For the thermal-treated montmorillonite, the decrease in the sorption values of the uranyl ions from 67.6 to 55.0 μmol/g and strontium ions from 434.0 to 163.9 μmol/g correlated with the decrease in the specific surface (75.4 m²/g). The thermal treatment of the natural MMT leads to a decrease in the mass that is connected with the removal of different forms of bound water. During thermal modification, there is a loss in the ability to interlayer the swelling of the montmorillonite structure, and, thus, a decrease in the size of the active surface, which can participate in ion exchange. The heat treatment of montmorillonite also affects the acidic nature of its surface [40]. The partial thermal removal of interlayer water increases the proton-donating capacity of its molecules. A gradual increase in temperature is accompanied by the transition of silanol groups to siloxane groups with their subsequent irreversible destruction at temperatures >600 °C [41,57]. The main part of the strontium ions, thus, binds on the thermally treated montmorillonite on the side faces of the mineral particles with the formation of strong surface complexes.

5. Conclusions

Thermal, acid, and mechanochemical activation significantly change the structural properties and sorption characteristics of montmorillonite. Various changes in these properties, such as the destruction of the crystalline phase and its transformation into amorphous, the particle size reduction, the domination of spherulitic and (quasi-)regular particles, and the increase in specific surface area and total pore volume, were observed following the treatment of the temperature, acids, and milling.

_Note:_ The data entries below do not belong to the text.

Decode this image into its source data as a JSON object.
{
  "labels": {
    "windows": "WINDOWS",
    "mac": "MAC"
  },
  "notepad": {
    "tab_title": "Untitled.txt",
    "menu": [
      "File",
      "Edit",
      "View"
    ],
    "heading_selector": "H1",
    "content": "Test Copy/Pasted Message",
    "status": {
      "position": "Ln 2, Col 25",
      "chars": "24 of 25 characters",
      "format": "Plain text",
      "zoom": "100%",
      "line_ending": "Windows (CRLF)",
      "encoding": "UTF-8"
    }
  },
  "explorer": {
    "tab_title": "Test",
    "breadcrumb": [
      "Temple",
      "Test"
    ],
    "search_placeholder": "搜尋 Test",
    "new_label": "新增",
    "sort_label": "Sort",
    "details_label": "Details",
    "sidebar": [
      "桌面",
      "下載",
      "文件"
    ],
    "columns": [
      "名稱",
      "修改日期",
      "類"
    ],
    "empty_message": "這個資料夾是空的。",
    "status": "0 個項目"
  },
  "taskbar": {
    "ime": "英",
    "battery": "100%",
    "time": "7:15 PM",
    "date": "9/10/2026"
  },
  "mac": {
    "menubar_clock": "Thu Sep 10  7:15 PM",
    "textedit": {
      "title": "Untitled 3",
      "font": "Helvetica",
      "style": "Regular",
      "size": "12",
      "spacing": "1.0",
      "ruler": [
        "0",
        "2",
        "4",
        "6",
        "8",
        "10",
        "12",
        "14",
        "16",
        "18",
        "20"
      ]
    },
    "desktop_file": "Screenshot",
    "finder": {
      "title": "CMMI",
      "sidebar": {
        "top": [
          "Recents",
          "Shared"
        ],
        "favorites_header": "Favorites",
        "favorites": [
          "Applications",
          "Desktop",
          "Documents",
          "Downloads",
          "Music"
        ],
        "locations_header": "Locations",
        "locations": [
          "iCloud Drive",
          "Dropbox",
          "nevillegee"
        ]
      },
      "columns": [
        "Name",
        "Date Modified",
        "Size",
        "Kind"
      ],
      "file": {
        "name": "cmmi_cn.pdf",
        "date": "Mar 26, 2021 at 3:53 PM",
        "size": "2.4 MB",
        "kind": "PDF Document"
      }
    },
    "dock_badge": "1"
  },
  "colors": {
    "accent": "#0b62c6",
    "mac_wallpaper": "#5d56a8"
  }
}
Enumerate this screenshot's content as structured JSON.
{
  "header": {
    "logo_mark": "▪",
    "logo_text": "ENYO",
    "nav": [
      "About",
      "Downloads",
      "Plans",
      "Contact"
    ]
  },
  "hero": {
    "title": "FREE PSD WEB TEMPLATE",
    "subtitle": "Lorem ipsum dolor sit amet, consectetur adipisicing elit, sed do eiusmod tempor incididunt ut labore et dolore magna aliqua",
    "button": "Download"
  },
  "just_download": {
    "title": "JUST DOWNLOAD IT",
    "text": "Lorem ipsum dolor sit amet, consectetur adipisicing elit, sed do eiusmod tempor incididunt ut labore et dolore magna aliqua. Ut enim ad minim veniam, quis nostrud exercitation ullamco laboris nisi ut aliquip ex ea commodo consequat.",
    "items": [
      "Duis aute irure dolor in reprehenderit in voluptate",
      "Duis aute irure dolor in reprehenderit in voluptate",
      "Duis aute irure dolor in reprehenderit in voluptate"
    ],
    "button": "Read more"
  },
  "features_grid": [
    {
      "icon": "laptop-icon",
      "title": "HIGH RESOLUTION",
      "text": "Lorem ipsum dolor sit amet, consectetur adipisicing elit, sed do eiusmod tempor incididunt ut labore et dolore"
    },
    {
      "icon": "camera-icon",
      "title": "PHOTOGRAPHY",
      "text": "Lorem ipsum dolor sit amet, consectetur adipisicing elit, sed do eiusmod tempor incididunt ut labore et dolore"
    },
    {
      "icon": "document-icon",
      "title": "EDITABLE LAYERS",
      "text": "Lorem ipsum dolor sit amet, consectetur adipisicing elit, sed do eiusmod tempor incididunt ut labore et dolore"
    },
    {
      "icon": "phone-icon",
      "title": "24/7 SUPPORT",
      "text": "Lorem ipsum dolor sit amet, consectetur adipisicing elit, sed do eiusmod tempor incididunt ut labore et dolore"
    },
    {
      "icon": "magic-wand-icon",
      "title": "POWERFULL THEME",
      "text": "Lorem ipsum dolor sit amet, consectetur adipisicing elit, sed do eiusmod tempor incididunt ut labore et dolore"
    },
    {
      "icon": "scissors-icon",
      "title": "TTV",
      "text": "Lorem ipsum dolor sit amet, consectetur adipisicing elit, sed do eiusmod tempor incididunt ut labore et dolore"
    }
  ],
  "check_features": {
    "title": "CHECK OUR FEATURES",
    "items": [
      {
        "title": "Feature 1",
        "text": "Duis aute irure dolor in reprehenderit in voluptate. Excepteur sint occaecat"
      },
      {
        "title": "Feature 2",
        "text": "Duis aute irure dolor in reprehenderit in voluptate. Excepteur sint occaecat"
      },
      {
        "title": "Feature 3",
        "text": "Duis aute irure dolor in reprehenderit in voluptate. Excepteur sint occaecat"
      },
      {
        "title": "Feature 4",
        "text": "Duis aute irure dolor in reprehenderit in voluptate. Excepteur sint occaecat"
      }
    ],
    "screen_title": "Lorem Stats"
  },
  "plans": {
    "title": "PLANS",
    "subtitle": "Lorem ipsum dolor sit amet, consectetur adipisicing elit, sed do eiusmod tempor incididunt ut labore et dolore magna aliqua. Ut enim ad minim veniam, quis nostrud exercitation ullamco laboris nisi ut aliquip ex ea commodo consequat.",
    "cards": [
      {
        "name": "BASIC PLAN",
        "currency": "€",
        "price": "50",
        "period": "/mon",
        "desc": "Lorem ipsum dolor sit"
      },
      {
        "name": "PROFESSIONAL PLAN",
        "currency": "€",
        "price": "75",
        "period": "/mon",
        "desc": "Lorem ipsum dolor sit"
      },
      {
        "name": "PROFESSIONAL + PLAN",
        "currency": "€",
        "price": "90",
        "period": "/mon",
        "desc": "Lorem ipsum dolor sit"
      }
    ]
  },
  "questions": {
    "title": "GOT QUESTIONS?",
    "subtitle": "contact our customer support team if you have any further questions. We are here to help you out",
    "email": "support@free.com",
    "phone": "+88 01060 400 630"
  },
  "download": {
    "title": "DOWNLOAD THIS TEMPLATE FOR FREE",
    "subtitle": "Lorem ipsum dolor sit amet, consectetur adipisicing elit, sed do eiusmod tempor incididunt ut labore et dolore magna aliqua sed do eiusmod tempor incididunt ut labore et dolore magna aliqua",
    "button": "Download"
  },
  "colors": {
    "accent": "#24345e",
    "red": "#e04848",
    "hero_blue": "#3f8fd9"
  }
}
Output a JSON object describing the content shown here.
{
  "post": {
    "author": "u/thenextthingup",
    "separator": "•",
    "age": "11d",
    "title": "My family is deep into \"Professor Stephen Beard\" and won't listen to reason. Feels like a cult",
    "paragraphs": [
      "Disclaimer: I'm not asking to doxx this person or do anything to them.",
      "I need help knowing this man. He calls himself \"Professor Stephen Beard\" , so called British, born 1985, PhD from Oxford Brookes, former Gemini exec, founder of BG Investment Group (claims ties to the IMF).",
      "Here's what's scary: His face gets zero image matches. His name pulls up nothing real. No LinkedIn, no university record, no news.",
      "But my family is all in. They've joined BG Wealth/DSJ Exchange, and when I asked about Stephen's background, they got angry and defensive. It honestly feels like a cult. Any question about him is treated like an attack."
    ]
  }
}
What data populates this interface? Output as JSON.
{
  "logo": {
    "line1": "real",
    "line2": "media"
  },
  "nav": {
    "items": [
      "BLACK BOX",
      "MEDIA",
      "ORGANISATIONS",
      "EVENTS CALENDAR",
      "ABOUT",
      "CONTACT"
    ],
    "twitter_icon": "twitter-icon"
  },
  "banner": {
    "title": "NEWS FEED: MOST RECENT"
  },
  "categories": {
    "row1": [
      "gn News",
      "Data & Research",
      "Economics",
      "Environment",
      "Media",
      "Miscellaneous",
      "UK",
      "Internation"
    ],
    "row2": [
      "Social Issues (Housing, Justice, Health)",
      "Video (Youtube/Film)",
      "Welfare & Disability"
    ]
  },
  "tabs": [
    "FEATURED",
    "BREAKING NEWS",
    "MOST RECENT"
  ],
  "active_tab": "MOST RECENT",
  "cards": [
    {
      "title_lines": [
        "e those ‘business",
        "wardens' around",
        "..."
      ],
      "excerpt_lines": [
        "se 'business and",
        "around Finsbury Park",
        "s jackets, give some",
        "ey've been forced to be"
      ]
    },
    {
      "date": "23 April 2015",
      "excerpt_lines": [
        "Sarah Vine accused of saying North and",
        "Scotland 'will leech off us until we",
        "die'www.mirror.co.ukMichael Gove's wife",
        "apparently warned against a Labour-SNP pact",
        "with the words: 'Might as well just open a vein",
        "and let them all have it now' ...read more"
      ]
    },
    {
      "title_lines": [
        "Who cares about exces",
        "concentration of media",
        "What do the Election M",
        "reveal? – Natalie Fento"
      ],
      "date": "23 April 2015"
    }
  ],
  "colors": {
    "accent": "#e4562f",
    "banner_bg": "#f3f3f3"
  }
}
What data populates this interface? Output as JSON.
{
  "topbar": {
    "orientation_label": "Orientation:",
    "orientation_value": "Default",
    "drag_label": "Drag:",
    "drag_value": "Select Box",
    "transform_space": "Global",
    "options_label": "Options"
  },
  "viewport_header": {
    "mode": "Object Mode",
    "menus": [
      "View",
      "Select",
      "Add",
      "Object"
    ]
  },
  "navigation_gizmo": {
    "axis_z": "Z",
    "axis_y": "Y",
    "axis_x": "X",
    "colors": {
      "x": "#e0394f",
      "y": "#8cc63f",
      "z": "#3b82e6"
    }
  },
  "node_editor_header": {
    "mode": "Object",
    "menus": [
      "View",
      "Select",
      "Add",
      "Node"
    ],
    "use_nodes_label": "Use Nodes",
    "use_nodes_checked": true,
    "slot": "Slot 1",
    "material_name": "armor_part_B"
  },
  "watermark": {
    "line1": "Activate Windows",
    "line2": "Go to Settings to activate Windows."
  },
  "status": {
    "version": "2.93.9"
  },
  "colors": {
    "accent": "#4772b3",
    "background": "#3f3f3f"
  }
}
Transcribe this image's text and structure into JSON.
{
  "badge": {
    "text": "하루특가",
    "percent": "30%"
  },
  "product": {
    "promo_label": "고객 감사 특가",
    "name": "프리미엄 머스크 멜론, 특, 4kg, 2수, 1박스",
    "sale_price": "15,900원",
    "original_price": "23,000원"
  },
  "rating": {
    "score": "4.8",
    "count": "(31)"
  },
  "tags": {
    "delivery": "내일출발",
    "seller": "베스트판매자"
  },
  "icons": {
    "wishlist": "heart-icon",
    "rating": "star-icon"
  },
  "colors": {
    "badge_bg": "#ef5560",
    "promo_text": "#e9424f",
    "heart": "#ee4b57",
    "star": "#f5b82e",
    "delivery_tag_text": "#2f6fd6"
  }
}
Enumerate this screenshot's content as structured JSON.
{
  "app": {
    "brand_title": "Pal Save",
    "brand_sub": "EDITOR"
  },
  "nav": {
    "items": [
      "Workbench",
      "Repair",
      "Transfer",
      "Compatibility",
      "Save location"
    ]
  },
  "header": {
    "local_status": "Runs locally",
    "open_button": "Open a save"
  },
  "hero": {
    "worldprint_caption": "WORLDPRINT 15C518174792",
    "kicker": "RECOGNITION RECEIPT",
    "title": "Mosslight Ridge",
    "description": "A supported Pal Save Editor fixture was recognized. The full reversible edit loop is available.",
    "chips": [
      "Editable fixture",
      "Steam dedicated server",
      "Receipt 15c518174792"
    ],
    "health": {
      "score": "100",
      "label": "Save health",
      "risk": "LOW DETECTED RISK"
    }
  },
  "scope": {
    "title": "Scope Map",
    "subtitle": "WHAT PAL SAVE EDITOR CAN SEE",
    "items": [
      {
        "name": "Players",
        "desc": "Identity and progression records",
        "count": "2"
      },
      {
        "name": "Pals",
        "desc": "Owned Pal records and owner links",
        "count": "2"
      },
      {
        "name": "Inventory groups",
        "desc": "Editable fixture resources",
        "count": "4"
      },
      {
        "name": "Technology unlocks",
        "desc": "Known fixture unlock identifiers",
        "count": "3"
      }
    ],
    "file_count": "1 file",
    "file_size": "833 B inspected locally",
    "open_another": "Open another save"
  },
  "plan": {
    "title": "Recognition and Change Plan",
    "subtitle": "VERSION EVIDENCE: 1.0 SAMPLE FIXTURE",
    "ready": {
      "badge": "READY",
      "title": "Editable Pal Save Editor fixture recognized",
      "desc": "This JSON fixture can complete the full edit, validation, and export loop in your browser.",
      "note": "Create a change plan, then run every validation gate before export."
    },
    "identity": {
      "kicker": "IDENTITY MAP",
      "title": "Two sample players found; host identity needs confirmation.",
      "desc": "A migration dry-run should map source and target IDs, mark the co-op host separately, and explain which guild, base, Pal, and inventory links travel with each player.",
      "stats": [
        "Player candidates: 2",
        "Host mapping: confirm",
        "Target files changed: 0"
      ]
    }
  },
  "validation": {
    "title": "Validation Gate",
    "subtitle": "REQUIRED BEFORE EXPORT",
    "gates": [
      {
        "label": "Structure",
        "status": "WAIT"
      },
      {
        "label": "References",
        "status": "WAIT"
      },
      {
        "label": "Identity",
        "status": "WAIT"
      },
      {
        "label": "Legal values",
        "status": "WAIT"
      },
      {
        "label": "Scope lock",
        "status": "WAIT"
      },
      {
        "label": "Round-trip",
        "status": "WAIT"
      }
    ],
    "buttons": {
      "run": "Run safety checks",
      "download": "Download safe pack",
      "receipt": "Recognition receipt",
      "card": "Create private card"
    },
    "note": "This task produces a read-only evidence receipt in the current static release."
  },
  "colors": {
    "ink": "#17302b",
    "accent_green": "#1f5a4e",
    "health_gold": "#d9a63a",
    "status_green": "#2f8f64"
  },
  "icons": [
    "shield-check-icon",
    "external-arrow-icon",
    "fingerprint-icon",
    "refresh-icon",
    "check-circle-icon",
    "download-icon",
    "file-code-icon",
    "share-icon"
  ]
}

It was established that the thermal treatment of montmorillonite at 600 °C leads to a collapse followed by the dehydroxylation of the layered sheets. Chemical treatments with HNO₃ or HCl also destroy the mineral structure and the cause the dissolution of the tetrahedrally coordinated Al and Si ions. Mechanochemical activation leads to the partial amorphization of the structure too. The samples of montmorillonite with the obtained physical–chemical characteristics demonstrate high sorption properties to uranium ions. The effective removal of strontium ions can be produced by mechanoactivated montmorillonite.

Thus, sorption materials on a base of thermal-, acid-, and mechanochemical-modified montmorillonite can be used for the removal of radionuclides uranium (VI) and strontium (II) from contaminated water as effective cheap sorbents.